Complete Step By Step Answer:
Four metallic plates are connected with each other. These plates are connected in such a way they will form three capacitors, each of them will have a potential difference $AB$ .
Now, when the capacitors will have the same potential difference, then the capacitor is said to be a parallel combination.
Now, capacitance is defined as the ability of plates to store energy when there will be potential difference between the plates.
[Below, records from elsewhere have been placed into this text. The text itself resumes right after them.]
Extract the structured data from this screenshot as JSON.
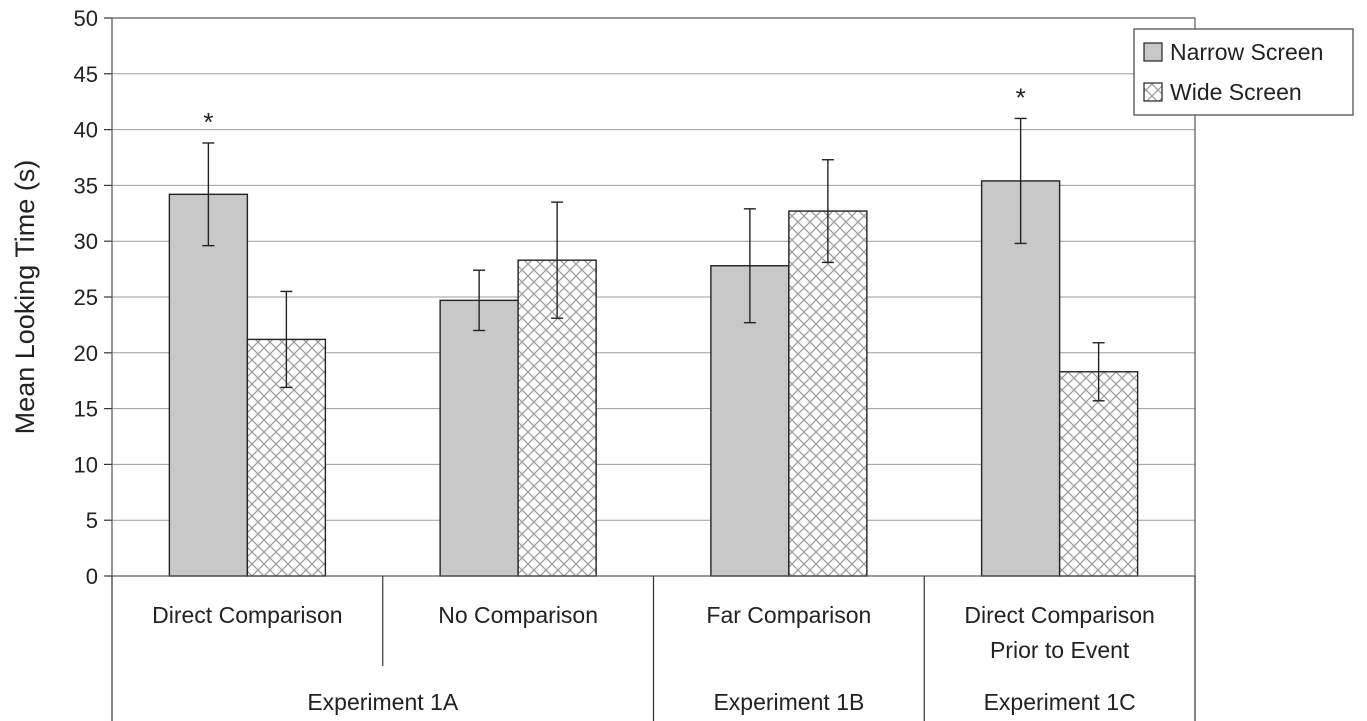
{
  "chart_data": {
    "type": "bar",
    "ylabel": "Mean Looking Time (s)",
    "ylim": [
      0,
      50
    ],
    "ytick_step": 5,
    "grid": true,
    "legend_position": "top-right",
    "categories": [
      {
        "label_lines": [
          "Direct Comparison"
        ],
        "group": "Experiment 1A"
      },
      {
        "label_lines": [
          "No Comparison"
        ],
        "group": "Experiment 1A"
      },
      {
        "label_lines": [
          "Far Comparison"
        ],
        "group": "Experiment 1B"
      },
      {
        "label_lines": [
          "Direct Comparison",
          "Prior to Event"
        ],
        "group": "Experiment 1C"
      }
    ],
    "groups": [
      "Experiment 1A",
      "Experiment 1B",
      "Experiment 1C"
    ],
    "series": [
      {
        "name": "Narrow Screen",
        "fill": "#c8c8c8",
        "pattern": "solid",
        "values": [
          34.2,
          24.7,
          27.8,
          35.4
        ],
        "error": [
          4.6,
          2.7,
          5.1,
          5.6
        ]
      },
      {
        "name": "Wide Screen",
        "fill": "#ffffff",
        "pattern": "crosshatch",
        "values": [
          21.2,
          28.3,
          32.7,
          18.3
        ],
        "error": [
          4.3,
          5.2,
          4.6,
          2.6
        ]
      }
    ],
    "annotations": [
      {
        "text": "*",
        "category_index": 0,
        "series_index": 0
      },
      {
        "text": "*",
        "category_index": 3,
        "series_index": 0
      }
    ]
  }
}
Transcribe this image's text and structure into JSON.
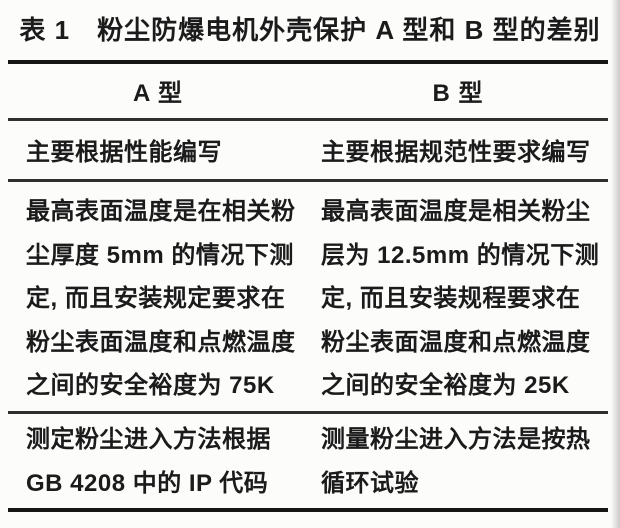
{
  "document": {
    "title": "表 1　粉尘防爆电机外壳保护 A 型和 B 型的差别",
    "columns": [
      {
        "key": "a",
        "header": "A 型"
      },
      {
        "key": "b",
        "header": "B 型"
      }
    ],
    "rows": [
      {
        "a": [
          "主要根据性能编写"
        ],
        "b": [
          "主要根据规范性要求编写"
        ]
      },
      {
        "a": [
          "最高表面温度是在相关粉",
          "尘厚度 5mm 的情况下测",
          "定, 而且安装规定要求在",
          "粉尘表面温度和点燃温度",
          "之间的安全裕度为 75K"
        ],
        "b": [
          "最高表面温度是相关粉尘",
          "层为 12.5mm 的情况下测",
          "定, 而且安装规程要求在",
          "粉尘表面温度和点燃温度",
          "之间的安全裕度为 25K"
        ]
      },
      {
        "a": [
          "测定粉尘进入方法根据",
          "GB 4208 中的 IP 代码"
        ],
        "b": [
          "测量粉尘进入方法是按热",
          "循环试验"
        ]
      }
    ],
    "colors": {
      "text": "#1b1b1b",
      "rule_heavy": "#161616",
      "rule_light": "#2f2f2f",
      "background": "#fcfcfb"
    }
  }
}
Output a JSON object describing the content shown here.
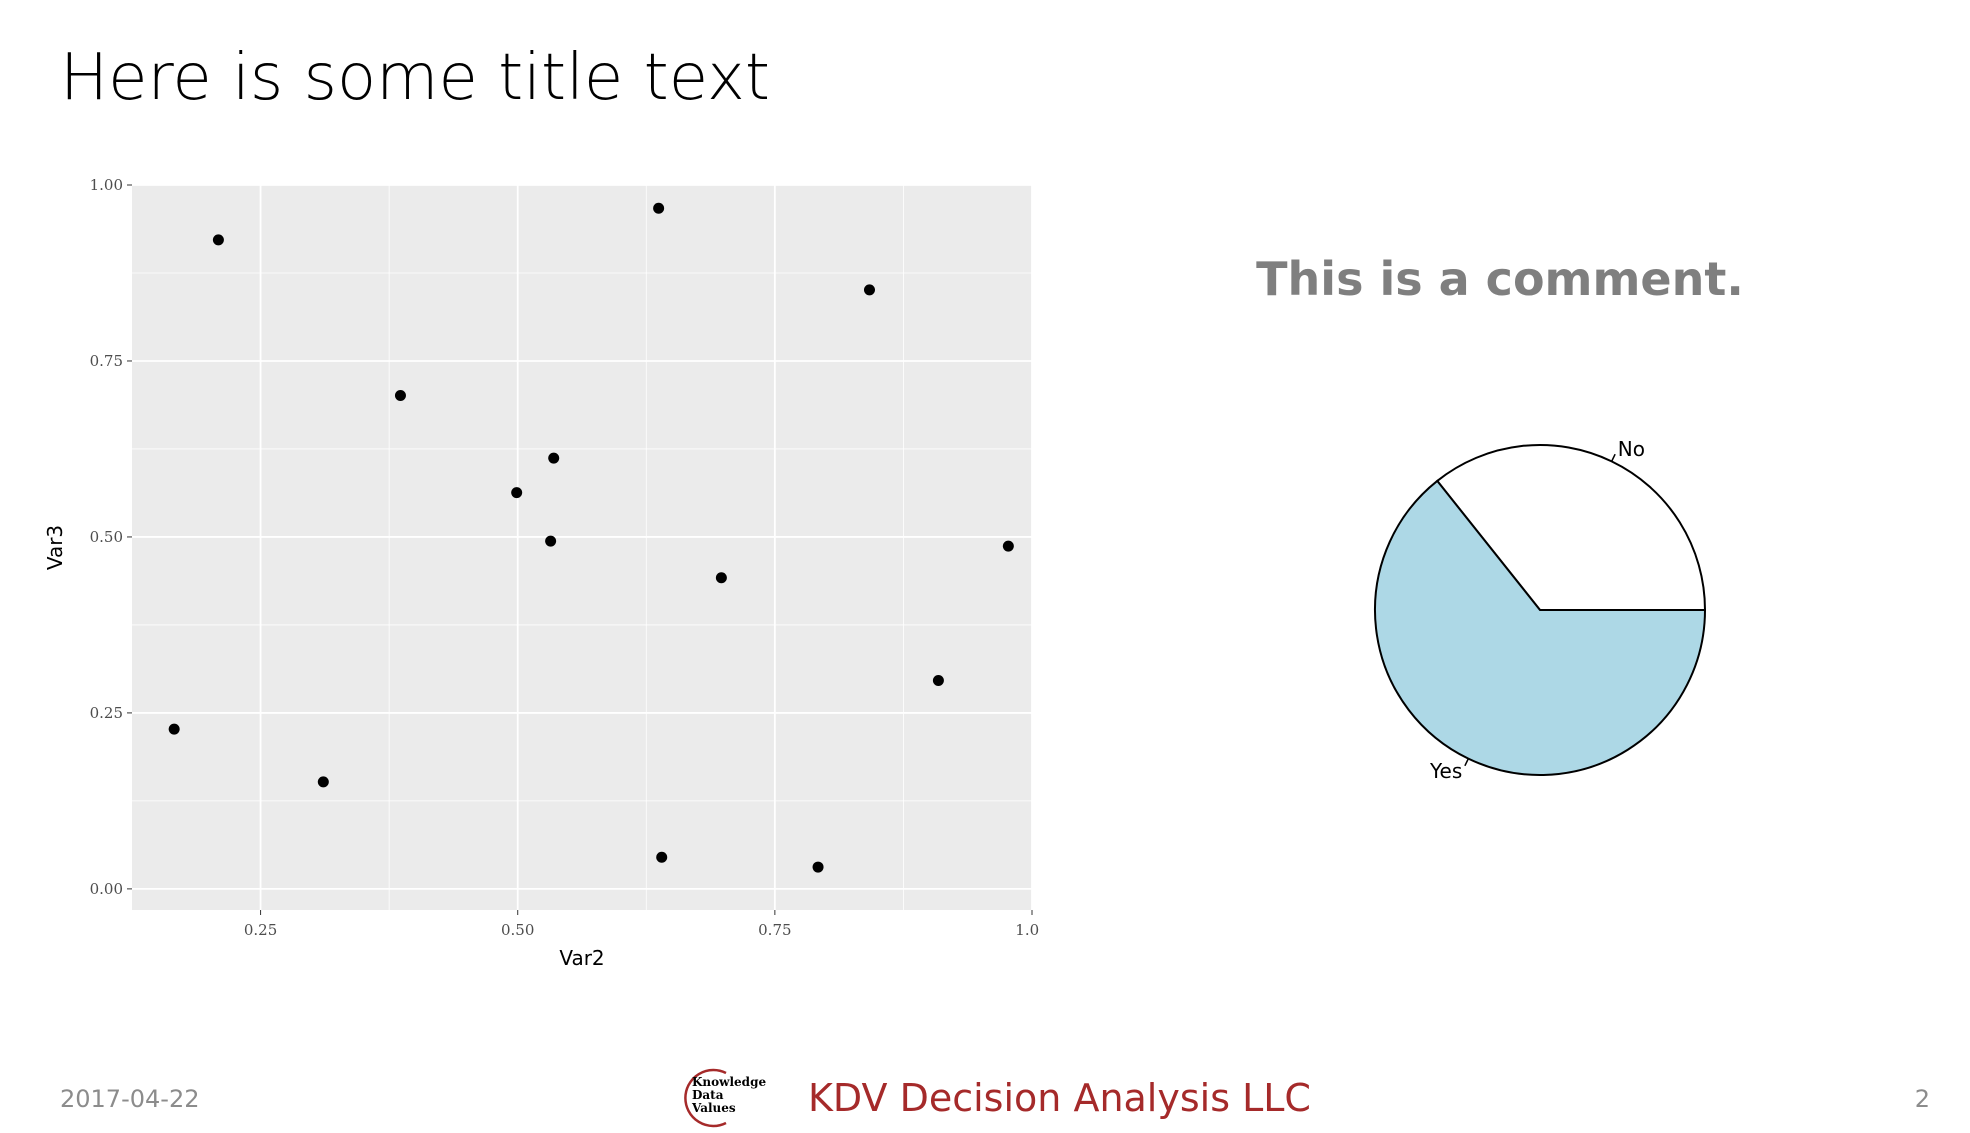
{
  "slide": {
    "title": "Here is some title text",
    "comment": "This is a comment.",
    "footer": {
      "date": "2017-04-22",
      "company": "KDV Decision Analysis LLC",
      "page_number": "2",
      "logo_lines": [
        "Knowledge",
        "Data",
        "Values"
      ]
    },
    "colors": {
      "title": "#000000",
      "comment": "#7f7f7f",
      "footer_text": "#8c8c8c",
      "brand": "#a52a2a",
      "panel": "#ebebeb",
      "pie_yes": "#add8e6",
      "pie_no": "#ffffff"
    }
  },
  "chart_data": [
    {
      "type": "scatter",
      "xlabel": "Var2",
      "ylabel": "Var3",
      "xlim": [
        0.125,
        1.0
      ],
      "ylim": [
        -0.03,
        1.0
      ],
      "x_ticks": [
        0.25,
        0.5,
        0.75,
        1.0
      ],
      "x_tick_labels": [
        "0.25",
        "0.50",
        "0.75",
        "1.00"
      ],
      "y_ticks": [
        0.0,
        0.25,
        0.5,
        0.75,
        1.0
      ],
      "y_tick_labels": [
        "0.00",
        "0.25",
        "0.50",
        "0.75",
        "1.00"
      ],
      "grid": true,
      "points": [
        {
          "x": 0.166,
          "y": 0.227
        },
        {
          "x": 0.209,
          "y": 0.922
        },
        {
          "x": 0.311,
          "y": 0.152
        },
        {
          "x": 0.386,
          "y": 0.701
        },
        {
          "x": 0.499,
          "y": 0.563
        },
        {
          "x": 0.532,
          "y": 0.494
        },
        {
          "x": 0.535,
          "y": 0.612
        },
        {
          "x": 0.637,
          "y": 0.967
        },
        {
          "x": 0.64,
          "y": 0.045
        },
        {
          "x": 0.698,
          "y": 0.442
        },
        {
          "x": 0.792,
          "y": 0.031
        },
        {
          "x": 0.842,
          "y": 0.851
        },
        {
          "x": 0.909,
          "y": 0.296
        },
        {
          "x": 0.977,
          "y": 0.487
        }
      ]
    },
    {
      "type": "pie",
      "slices": [
        {
          "label": "No",
          "value": 0.357,
          "color": "#ffffff"
        },
        {
          "label": "Yes",
          "value": 0.643,
          "color": "#add8e6"
        }
      ]
    }
  ]
}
The capacitance in the plates of area $A$ separated by a distance $d$ from each other is given by
$C = \dfrac{{{\varepsilon _0}A}}{d}$
Now, as the plates are forming three capacitors having potential difference $AB$ , therefore, to calculate the capacitance of the system, we will calculate the capacitance of each three plate as shown below
${C_{net}} = \dfrac{{{\varepsilon _0}A}}{d} + \dfrac{{{\varepsilon _0}A}}{d} + \dfrac{{{\varepsilon _0}A}}{d}$
$\Rightarrow {C_{net}} = \dfrac{{3{\varepsilon _0}A}}{d}$
Therefore, the capacitance of the system consisting of four plates is $\dfrac{{3{\varepsilon _0}A}}{d}$
Hence, option (C) is the correct option.

Note :
We can also calculate the capacitance of the system of four plates as shown below
${C_{net}} = 3C$
$\Rightarrow \,{C_{net}} = \dfrac{{3{\varepsilon _0}A}}{d}$
The result is the same as that of the result calculated above. We have multiplied the capacitance by $3$ because the plates are forming the combination of three capacitors.